At Johnson & Johnson, we believe health is everything. Our strength in healthcare innovation empowers us to build a world where complex diseases are prevented, treated, and cured, where treatments are smarter and less invasive, and solutions are personal. Through our expertise in Innovative Medicine and MedTech, we are uniquely positioned to innovate across the full spectrum of healthcare solutions today to deliver the breakthroughs of tomorrow, and profoundly impact health for humanity. Learn more at https://www.jnj.com

Job Function:

Discovery & Pre-Clinical/Clinical Development

Job Sub Function:

Regulatory Science

Job Category:

Scientific/Technology

All Job Posting Locations:

Warsaw, Masovian, Poland

Job Description:

About Innovative Medicine

Our expertise in Innovative Medicine is informed and inspired by patients, whose insights fuel our science-based advancements.
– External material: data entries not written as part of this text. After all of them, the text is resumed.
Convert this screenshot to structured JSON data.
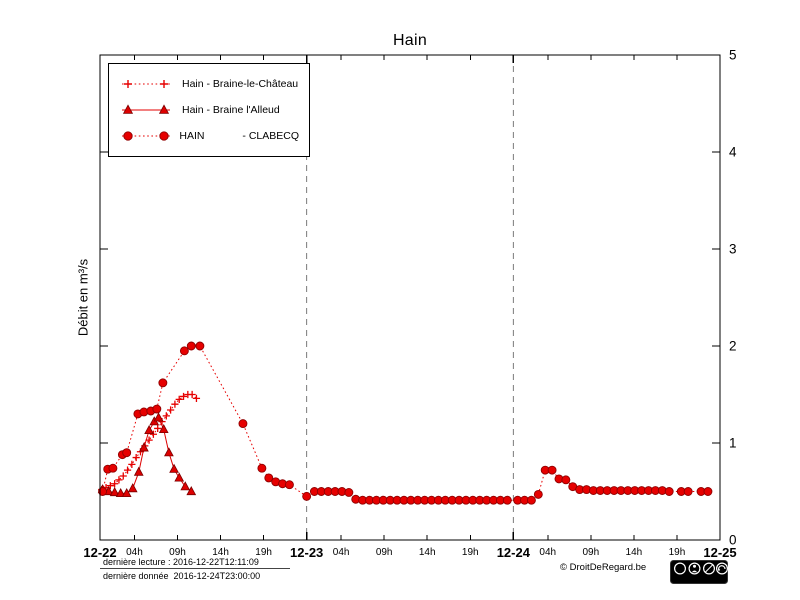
{
  "title": "Hain",
  "y_axis": {
    "label": "Débit en m³/s",
    "ticks": [
      "0",
      "1",
      "2",
      "3",
      "4",
      "5"
    ],
    "min": 0,
    "max": 5
  },
  "x_axis": {
    "major_ticks": [
      {
        "hour": 0,
        "label": "12-22"
      },
      {
        "hour": 24,
        "label": "12-23"
      },
      {
        "hour": 48,
        "label": "12-24"
      },
      {
        "hour": 72,
        "label": "12-25"
      }
    ],
    "minor_ticks": [
      {
        "hour": 4,
        "label": "04h"
      },
      {
        "hour": 9,
        "label": "09h"
      },
      {
        "hour": 14,
        "label": "14h"
      },
      {
        "hour": 19,
        "label": "19h"
      },
      {
        "hour": 28,
        "label": "04h"
      },
      {
        "hour": 33,
        "label": "09h"
      },
      {
        "hour": 38,
        "label": "14h"
      },
      {
        "hour": 43,
        "label": "19h"
      },
      {
        "hour": 52,
        "label": "04h"
      },
      {
        "hour": 57,
        "label": "09h"
      },
      {
        "hour": 62,
        "label": "14h"
      },
      {
        "hour": 67,
        "label": "19h"
      }
    ]
  },
  "legend": [
    {
      "label": "Hain - Braine-le-Château",
      "marker": "plus",
      "line": "dotted"
    },
    {
      "label": "Hain - Braine l'Alleud",
      "marker": "triangle",
      "line": "solid"
    },
    {
      "label": "HAIN             - CLABECQ",
      "marker": "circle",
      "line": "dotted"
    }
  ],
  "footer": {
    "last_reading": "dernière lecture : 2016-12-22T12:11:09",
    "last_data": "dernière donnée  2016-12-24T23:00:00",
    "copyright": "© DroitDeRegard.be",
    "license": {
      "cc": "cc",
      "by": "BY",
      "nc": "NC",
      "sa": "SA"
    }
  },
  "colors": {
    "series_red": "#e60000",
    "marker_edge": "#8f0000",
    "grid": "#6b6b6b",
    "frame": "#000000"
  },
  "chart_data": {
    "type": "line",
    "title": "Hain",
    "xlabel": "",
    "ylabel": "Débit en m³/s",
    "ylim": [
      0,
      5
    ],
    "xlim_hours": [
      0,
      72
    ],
    "x_origin": "2016-12-22 00:00",
    "grid": "vertical dashed lines at day boundaries (12-23, 12-24)",
    "legend_position": "top-left",
    "series": [
      {
        "name": "Hain - Braine-le-Château",
        "marker": "plus",
        "line": "dotted",
        "color": "#e60000",
        "points": [
          [
            0.2,
            0.52
          ],
          [
            0.7,
            0.54
          ],
          [
            1.2,
            0.56
          ],
          [
            1.7,
            0.58
          ],
          [
            2.2,
            0.62
          ],
          [
            2.7,
            0.66
          ],
          [
            3.2,
            0.72
          ],
          [
            3.7,
            0.78
          ],
          [
            4.2,
            0.85
          ],
          [
            4.7,
            0.91
          ],
          [
            5.2,
            0.97
          ],
          [
            5.7,
            1.03
          ],
          [
            6.2,
            1.09
          ],
          [
            6.7,
            1.15
          ],
          [
            7.2,
            1.22
          ],
          [
            7.7,
            1.28
          ],
          [
            8.2,
            1.34
          ],
          [
            8.7,
            1.4
          ],
          [
            9.2,
            1.45
          ],
          [
            9.7,
            1.48
          ],
          [
            10.2,
            1.5
          ],
          [
            10.7,
            1.5
          ],
          [
            11.2,
            1.46
          ]
        ]
      },
      {
        "name": "Hain - Braine l'Alleud",
        "marker": "triangle",
        "line": "solid",
        "color": "#dd0000",
        "points": [
          [
            0.3,
            0.52
          ],
          [
            1.0,
            0.5
          ],
          [
            1.7,
            0.49
          ],
          [
            2.4,
            0.48
          ],
          [
            3.1,
            0.48
          ],
          [
            3.8,
            0.53
          ],
          [
            4.5,
            0.7
          ],
          [
            5.1,
            0.95
          ],
          [
            5.7,
            1.13
          ],
          [
            6.3,
            1.22
          ],
          [
            6.8,
            1.26
          ],
          [
            7.4,
            1.14
          ],
          [
            8.0,
            0.9
          ],
          [
            8.6,
            0.73
          ],
          [
            9.2,
            0.64
          ],
          [
            9.9,
            0.55
          ],
          [
            10.6,
            0.5
          ]
        ]
      },
      {
        "name": "HAIN - CLABECQ",
        "marker": "circle",
        "line": "dotted",
        "color": "#e60000",
        "points": [
          [
            0.3,
            0.5
          ],
          [
            0.9,
            0.73
          ],
          [
            1.5,
            0.74
          ],
          [
            2.6,
            0.88
          ],
          [
            3.1,
            0.9
          ],
          [
            4.4,
            1.3
          ],
          [
            5.1,
            1.32
          ],
          [
            5.9,
            1.33
          ],
          [
            6.6,
            1.35
          ],
          [
            7.3,
            1.62
          ],
          [
            9.8,
            1.95
          ],
          [
            10.6,
            2.0
          ],
          [
            11.6,
            2.0
          ],
          [
            16.6,
            1.2
          ],
          [
            18.8,
            0.74
          ],
          [
            19.6,
            0.64
          ],
          [
            20.4,
            0.6
          ],
          [
            21.2,
            0.58
          ],
          [
            22.0,
            0.57
          ],
          [
            24.0,
            0.45
          ],
          [
            24.9,
            0.5
          ],
          [
            25.7,
            0.5
          ],
          [
            26.5,
            0.5
          ],
          [
            27.3,
            0.5
          ],
          [
            28.1,
            0.5
          ],
          [
            28.9,
            0.49
          ],
          [
            29.7,
            0.42
          ],
          [
            30.5,
            0.41
          ],
          [
            31.3,
            0.41
          ],
          [
            32.1,
            0.41
          ],
          [
            32.9,
            0.41
          ],
          [
            33.7,
            0.41
          ],
          [
            34.5,
            0.41
          ],
          [
            35.3,
            0.41
          ],
          [
            36.1,
            0.41
          ],
          [
            36.9,
            0.41
          ],
          [
            37.7,
            0.41
          ],
          [
            38.5,
            0.41
          ],
          [
            39.3,
            0.41
          ],
          [
            40.1,
            0.41
          ],
          [
            40.9,
            0.41
          ],
          [
            41.7,
            0.41
          ],
          [
            42.5,
            0.41
          ],
          [
            43.3,
            0.41
          ],
          [
            44.1,
            0.41
          ],
          [
            44.9,
            0.41
          ],
          [
            45.7,
            0.41
          ],
          [
            46.5,
            0.41
          ],
          [
            47.3,
            0.41
          ],
          [
            48.5,
            0.41
          ],
          [
            49.3,
            0.41
          ],
          [
            50.1,
            0.41
          ],
          [
            50.9,
            0.47
          ],
          [
            51.7,
            0.72
          ],
          [
            52.5,
            0.72
          ],
          [
            53.3,
            0.63
          ],
          [
            54.1,
            0.62
          ],
          [
            54.9,
            0.55
          ],
          [
            55.7,
            0.52
          ],
          [
            56.5,
            0.52
          ],
          [
            57.3,
            0.51
          ],
          [
            58.1,
            0.51
          ],
          [
            58.9,
            0.51
          ],
          [
            59.7,
            0.51
          ],
          [
            60.5,
            0.51
          ],
          [
            61.3,
            0.51
          ],
          [
            62.1,
            0.51
          ],
          [
            62.9,
            0.51
          ],
          [
            63.7,
            0.51
          ],
          [
            64.5,
            0.51
          ],
          [
            65.3,
            0.51
          ],
          [
            66.1,
            0.5
          ],
          [
            67.5,
            0.5
          ],
          [
            68.3,
            0.5
          ],
          [
            69.8,
            0.5
          ],
          [
            70.6,
            0.5
          ]
        ]
      }
    ]
  }
}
Visionaries like you work on teams that save lives by developing the medicines of tomorrow.

Join us in developing treatments, finding cures, and pioneering the path from lab to life while championing patients every step of the way.
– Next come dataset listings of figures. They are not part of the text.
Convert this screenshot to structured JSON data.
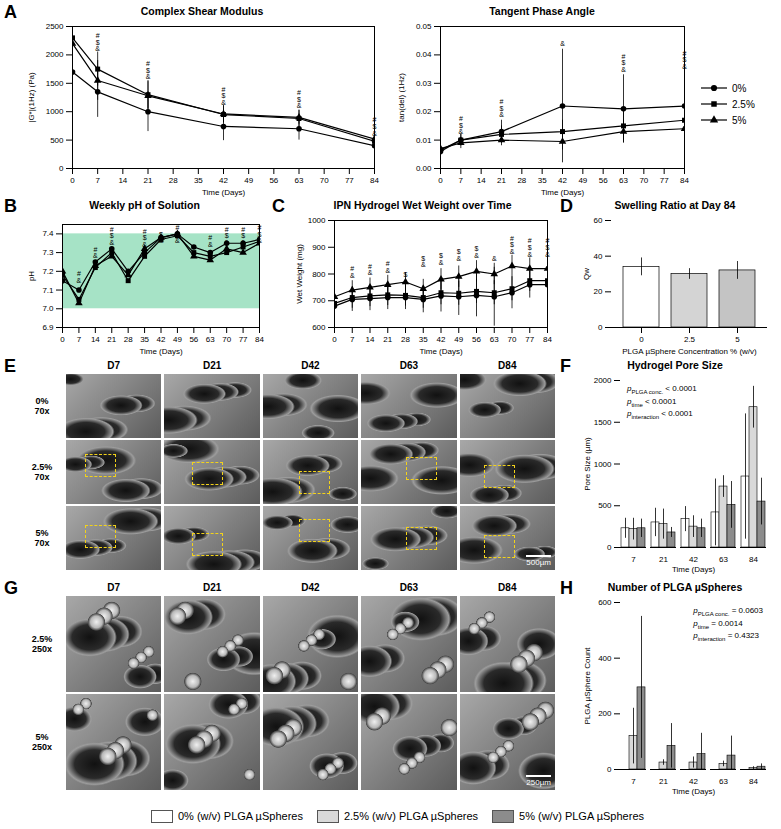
{
  "panel_letters": [
    "A",
    "B",
    "C",
    "D",
    "E",
    "F",
    "G",
    "H"
  ],
  "chart_data": [
    {
      "type": "line",
      "title": "Complex Shear Modulus",
      "x_label": "Time (Days)",
      "y_label": "|G*|(1Hz) (Pa)",
      "x": [
        0,
        7,
        21,
        42,
        63,
        84
      ],
      "xlim": [
        0,
        84
      ],
      "xticks": [
        0,
        7,
        14,
        21,
        28,
        35,
        42,
        49,
        56,
        63,
        70,
        77,
        84
      ],
      "ylim": [
        0,
        2500
      ],
      "yticks": [
        0,
        500,
        1000,
        1500,
        2000,
        2500
      ],
      "grid": false,
      "series": [
        {
          "name": "0%",
          "color": "#000000",
          "marker": "circle",
          "line_style": "solid",
          "values": [
            1700,
            1350,
            1000,
            740,
            700,
            400
          ],
          "error": [
            300,
            450,
            350,
            250,
            200,
            80
          ]
        },
        {
          "name": "2.5%",
          "color": "#000000",
          "marker": "square",
          "line_style": "solid",
          "values": [
            2300,
            1750,
            1300,
            950,
            880,
            480
          ],
          "error": [
            350,
            300,
            250,
            150,
            150,
            80
          ]
        },
        {
          "name": "5%",
          "color": "#000000",
          "marker": "triangle",
          "line_style": "solid",
          "values": [
            2200,
            1550,
            1280,
            960,
            900,
            520
          ],
          "error": [
            300,
            350,
            250,
            150,
            120,
            60
          ]
        }
      ],
      "annotations": [
        {
          "x": 7,
          "y": 2060,
          "text": "#\n$\n&"
        },
        {
          "x": 21,
          "y": 1570,
          "text": "#\n$\n&"
        },
        {
          "x": 42,
          "y": 1120,
          "text": "#\n$\n&"
        },
        {
          "x": 63,
          "y": 1060,
          "text": "#\n$\n&"
        },
        {
          "x": 84,
          "y": 580,
          "text": "#\n$\n&"
        }
      ]
    },
    {
      "type": "line",
      "title": "Tangent Phase Angle",
      "x_label": "Time (Days)",
      "y_label": "tan(del) (1Hz)",
      "x": [
        0,
        7,
        21,
        42,
        63,
        84
      ],
      "xlim": [
        0,
        84
      ],
      "xticks": [
        0,
        7,
        14,
        21,
        28,
        35,
        42,
        49,
        56,
        63,
        70,
        77,
        84
      ],
      "ylim": [
        0,
        0.05
      ],
      "yticks": [
        {
          "value": 0,
          "label": "0.00"
        },
        {
          "value": 0.01,
          "label": "0.01"
        },
        {
          "value": 0.02,
          "label": "0.02"
        },
        {
          "value": 0.03,
          "label": "0.03"
        },
        {
          "value": 0.04,
          "label": "0.04"
        },
        {
          "value": 0.05,
          "label": "0.05"
        }
      ],
      "grid": false,
      "legend": "right",
      "series": [
        {
          "name": "0%",
          "color": "#000000",
          "marker": "circle",
          "line_style": "solid",
          "values": [
            0.006,
            0.01,
            0.013,
            0.022,
            0.021,
            0.022
          ],
          "error": [
            0.001,
            0.002,
            0.004,
            0.02,
            0.012,
            0.012
          ]
        },
        {
          "name": "2.5%",
          "color": "#000000",
          "marker": "square",
          "line_style": "solid",
          "values": [
            0.0065,
            0.01,
            0.012,
            0.013,
            0.015,
            0.017
          ],
          "error": [
            0.001,
            0.002,
            0.003,
            0.004,
            0.005,
            0.005
          ]
        },
        {
          "name": "5%",
          "color": "#000000",
          "marker": "triangle",
          "line_style": "solid",
          "values": [
            0.007,
            0.009,
            0.01,
            0.0095,
            0.013,
            0.014
          ],
          "error": [
            0.001,
            0.002,
            0.002,
            0.003,
            0.004,
            0.004
          ]
        }
      ],
      "annotations": [
        {
          "x": 7,
          "y": 0.012,
          "text": "#\n$\n&"
        },
        {
          "x": 21,
          "y": 0.018,
          "text": "#\n$\n&"
        },
        {
          "x": 42,
          "y": 0.043,
          "text": "&"
        },
        {
          "x": 63,
          "y": 0.034,
          "text": "#\n$\n&"
        },
        {
          "x": 84,
          "y": 0.035,
          "text": "#\n$\n&"
        }
      ]
    },
    {
      "type": "line",
      "title": "Weekly pH of Solution",
      "x_label": "Time (Days)",
      "y_label": "pH",
      "x": [
        0,
        7,
        14,
        21,
        28,
        35,
        42,
        49,
        56,
        63,
        70,
        77,
        84
      ],
      "xlim": [
        0,
        84
      ],
      "xticks": [
        0,
        7,
        14,
        21,
        28,
        35,
        42,
        49,
        56,
        63,
        70,
        77,
        84
      ],
      "ylim": [
        6.9,
        7.45
      ],
      "yticks": [
        6.9,
        {
          "value": 7,
          "label": "7.0"
        },
        7.1,
        7.2,
        7.3,
        7.4
      ],
      "grid": false,
      "shaded_range": {
        "y1": 7,
        "y2": 7.4,
        "color": "#a6e3c6"
      },
      "series": [
        {
          "name": "0%",
          "color": "#000000",
          "marker": "circle",
          "line_style": "solid",
          "values": [
            7.15,
            7.1,
            7.25,
            7.32,
            7.2,
            7.3,
            7.38,
            7.4,
            7.33,
            7.3,
            7.35,
            7.35,
            7.37
          ]
        },
        {
          "name": "2.5%",
          "color": "#000000",
          "marker": "square",
          "line_style": "solid",
          "values": [
            7.18,
            7.05,
            7.22,
            7.3,
            7.15,
            7.28,
            7.37,
            7.39,
            7.3,
            7.28,
            7.3,
            7.33,
            7.36
          ]
        },
        {
          "name": "5%",
          "color": "#000000",
          "marker": "triangle",
          "line_style": "solid",
          "values": [
            7.2,
            7.03,
            7.23,
            7.28,
            7.18,
            7.32,
            7.38,
            7.4,
            7.28,
            7.26,
            7.32,
            7.3,
            7.35
          ]
        }
      ],
      "annotations": [
        {
          "x": 7,
          "y": 7.14,
          "text": "#\n&"
        },
        {
          "x": 14,
          "y": 7.27,
          "text": "#\n&"
        },
        {
          "x": 21,
          "y": 7.34,
          "text": "#\n$\n&"
        },
        {
          "x": 35,
          "y": 7.33,
          "text": "#\n$\n&"
        },
        {
          "x": 42,
          "y": 7.35,
          "text": "$\n&"
        },
        {
          "x": 49,
          "y": 7.35,
          "text": "#\n$\n&"
        },
        {
          "x": 63,
          "y": 7.33,
          "text": "#\n&"
        },
        {
          "x": 70,
          "y": 7.34,
          "text": "#\n$\n&"
        },
        {
          "x": 77,
          "y": 7.34,
          "text": "#\n$\n&"
        },
        {
          "x": 84,
          "y": 7.35,
          "text": "#\n$\n&"
        }
      ]
    },
    {
      "type": "line",
      "title": "IPN Hydrogel Wet Weight over Time",
      "x_label": "Time (Days)",
      "y_label": "Wet Weight (mg)",
      "x": [
        0,
        7,
        14,
        21,
        28,
        35,
        42,
        49,
        56,
        63,
        70,
        77,
        84
      ],
      "xlim": [
        0,
        84
      ],
      "xticks": [
        0,
        7,
        14,
        21,
        28,
        35,
        42,
        49,
        56,
        63,
        70,
        77,
        84
      ],
      "ylim": [
        600,
        1000
      ],
      "yticks": [
        600,
        700,
        800,
        900,
        1000
      ],
      "grid": false,
      "series": [
        {
          "name": "0%",
          "color": "#000000",
          "marker": "circle",
          "line_style": "solid",
          "values": [
            680,
            705,
            708,
            712,
            712,
            705,
            718,
            715,
            720,
            715,
            730,
            760,
            760
          ],
          "error": [
            30,
            45,
            45,
            45,
            45,
            50,
            60,
            70,
            80,
            110,
            60,
            50,
            45
          ]
        },
        {
          "name": "2.5%",
          "color": "#000000",
          "marker": "square",
          "line_style": "solid",
          "values": [
            690,
            712,
            718,
            722,
            720,
            712,
            730,
            728,
            735,
            730,
            745,
            775,
            775
          ],
          "error": [
            25,
            40,
            40,
            40,
            40,
            40,
            45,
            45,
            45,
            45,
            45,
            40,
            40
          ]
        },
        {
          "name": "5%",
          "color": "#000000",
          "marker": "triangle",
          "line_style": "solid",
          "values": [
            715,
            740,
            750,
            760,
            770,
            745,
            780,
            790,
            810,
            800,
            830,
            820,
            820
          ],
          "error": [
            25,
            35,
            35,
            35,
            35,
            35,
            40,
            40,
            40,
            40,
            40,
            40,
            40
          ]
        }
      ],
      "annotations": [
        {
          "x": 7,
          "y": 785,
          "text": "#\n&"
        },
        {
          "x": 14,
          "y": 795,
          "text": "#\n&"
        },
        {
          "x": 21,
          "y": 805,
          "text": "#\n&"
        },
        {
          "x": 28,
          "y": 790,
          "text": "$"
        },
        {
          "x": 35,
          "y": 825,
          "text": "$\n&"
        },
        {
          "x": 42,
          "y": 835,
          "text": "$\n&"
        },
        {
          "x": 49,
          "y": 850,
          "text": "$\n&"
        },
        {
          "x": 56,
          "y": 860,
          "text": "$\n&"
        },
        {
          "x": 63,
          "y": 850,
          "text": "&"
        },
        {
          "x": 70,
          "y": 875,
          "text": "#\n$\n&"
        },
        {
          "x": 77,
          "y": 865,
          "text": "#\n$\n&"
        },
        {
          "x": 84,
          "y": 865,
          "text": "#\n$\n&"
        }
      ]
    },
    {
      "type": "bar",
      "title": "Swelling Ratio at Day 84",
      "x_label": "PLGA µSphere Concentration % (w/v)",
      "y_label": "Qw",
      "categories": [
        "0",
        "2.5",
        "5"
      ],
      "values": [
        34,
        30,
        32
      ],
      "error": [
        5,
        3,
        5
      ],
      "colors": [
        "#ffffff",
        "#d4d4d4",
        "#c4c4c4"
      ],
      "ylim": [
        0,
        60
      ],
      "yticks": [
        0,
        20,
        40,
        60
      ],
      "grid": false
    },
    {
      "type": "bar",
      "title": "Hydrogel Pore Size",
      "x_label": "Time (Days)",
      "y_label": "Pore Size (µm)",
      "categories": [
        "7",
        "21",
        "42",
        "63",
        "84"
      ],
      "ylim": [
        0,
        2000
      ],
      "yticks": [
        0,
        500,
        1000,
        1500,
        2000
      ],
      "grid": false,
      "series": [
        {
          "name": "0% (w/v) PLGA µSpheres",
          "color": "#ffffff",
          "values": [
            230,
            300,
            340,
            420,
            850
          ],
          "error": [
            120,
            170,
            150,
            400,
            750
          ]
        },
        {
          "name": "2.5% (w/v) PLGA µSpheres",
          "color": "#d9d9d9",
          "values": [
            220,
            280,
            250,
            730,
            1680
          ],
          "error": [
            130,
            180,
            130,
            130,
            250
          ]
        },
        {
          "name": "5% (w/v) PLGA µSpheres",
          "color": "#8c8c8c",
          "values": [
            230,
            180,
            230,
            510,
            550
          ],
          "error": [
            110,
            60,
            110,
            280,
            280
          ]
        }
      ],
      "p_values": [
        {
          "symbol": "p",
          "subscript": "PLGA conc.",
          "text": "< 0.0001"
        },
        {
          "symbol": "p",
          "subscript": "time",
          "text": "< 0.0001"
        },
        {
          "symbol": "p",
          "subscript": "interaction",
          "text": "< 0.0001"
        }
      ]
    },
    {
      "type": "bar",
      "title": "Number of PLGA µSpheres",
      "x_label": "Time (Days)",
      "y_label": "PLGA µSphere Count",
      "categories": [
        "7",
        "21",
        "42",
        "63",
        "84"
      ],
      "ylim": [
        0,
        600
      ],
      "yticks": [
        0,
        200,
        400,
        600
      ],
      "grid": false,
      "series": [
        {
          "name": "0% (w/v) PLGA µSpheres",
          "color": "#ffffff",
          "values": [
            0,
            0,
            0,
            0,
            0
          ]
        },
        {
          "name": "2.5% (w/v) PLGA µSpheres",
          "color": "#d9d9d9",
          "values": [
            120,
            25,
            25,
            20,
            5
          ],
          "error": [
            100,
            10,
            20,
            10,
            5
          ]
        },
        {
          "name": "5% (w/v) PLGA µSpheres",
          "color": "#8c8c8c",
          "values": [
            295,
            85,
            55,
            50,
            10
          ],
          "error": [
            255,
            80,
            75,
            70,
            10
          ]
        }
      ],
      "p_values": [
        {
          "symbol": "p",
          "subscript": "PLGA conc.",
          "text": "= 0.0603"
        },
        {
          "symbol": "p",
          "subscript": "time",
          "text": "= 0.0014"
        },
        {
          "symbol": "p",
          "subscript": "interaction",
          "text": "= 0.4323"
        }
      ]
    }
  ],
  "sem_panels": [
    {
      "columns": [
        "D7",
        "D21",
        "D42",
        "D63",
        "D84"
      ],
      "rows": [
        "0%\n70x",
        "2.5%\n70x",
        "5%\n70x"
      ],
      "scale_bar": "500µm"
    },
    {
      "columns": [
        "D7",
        "D21",
        "D42",
        "D63",
        "D84"
      ],
      "rows": [
        "2.5%\n250x",
        "5%\n250x"
      ],
      "scale_bar": "250µm"
    }
  ],
  "legend": [
    {
      "name": "0% (w/v) PLGA µSpheres",
      "color": "#ffffff"
    },
    {
      "name": "2.5% (w/v) PLGA µSpheres",
      "color": "#d9d9d9"
    },
    {
      "name": "5% (w/v) PLGA µSpheres",
      "color": "#8c8c8c"
    }
  ]
}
Learn more at https://www.jnj.com/innovative-medicine

We are searching for the best talent for an Experienced CMC Regulatory Affairs Scientist to be in Warsaw, Poland.

Purpose: The CMC Regulatory Affairs Scientist contributes to the development of global CMC regulatory strategies, dossier plans and submissions in collaboration with other CMC RA personnel

You Will Be Responsible For:

• Assist in execution of the development strategy that meets global regulatory requirements over the lifecycle of the product.
• Support global regulatory filings for development compound and marketed products in collaboration with/under supervision of other CMC RA senior personnel.
• Provide CMC Regulatory support to Health Authority inspections
• Develop CMC content and dossier plans
• Assist in the preparation of dossiers for submission to Health Authorities (NDA/BLA/MAA/IND/CTA and post approval variations).
• Assist in preparing country specific required documents to global submissions
• Assist with CMC RA submissions for renewals and annual product submissions
• Assist in preparing responses to Health Authority questions or other communications

Qualification / Requirements:

• BS in engineering, biology, pharmaceutical or chemical sciences with generally a minimum of 0-2+ years of experience inclusive of post graduate education and/or pharmaceutical or health care industry experience. MS., PhD, or Pharm. D. degrees preferred.
• Good verbal and written communication skills. Good organizational skills. Strong attention to detail.
• Proficient understanding of biology, chemistry and/or engineering relevant to pharmaceutical products.
• Understanding scientific principles for the manufacture of drug substance and drug product and/or devices.
• General knowledge of drug development and lifecycle management.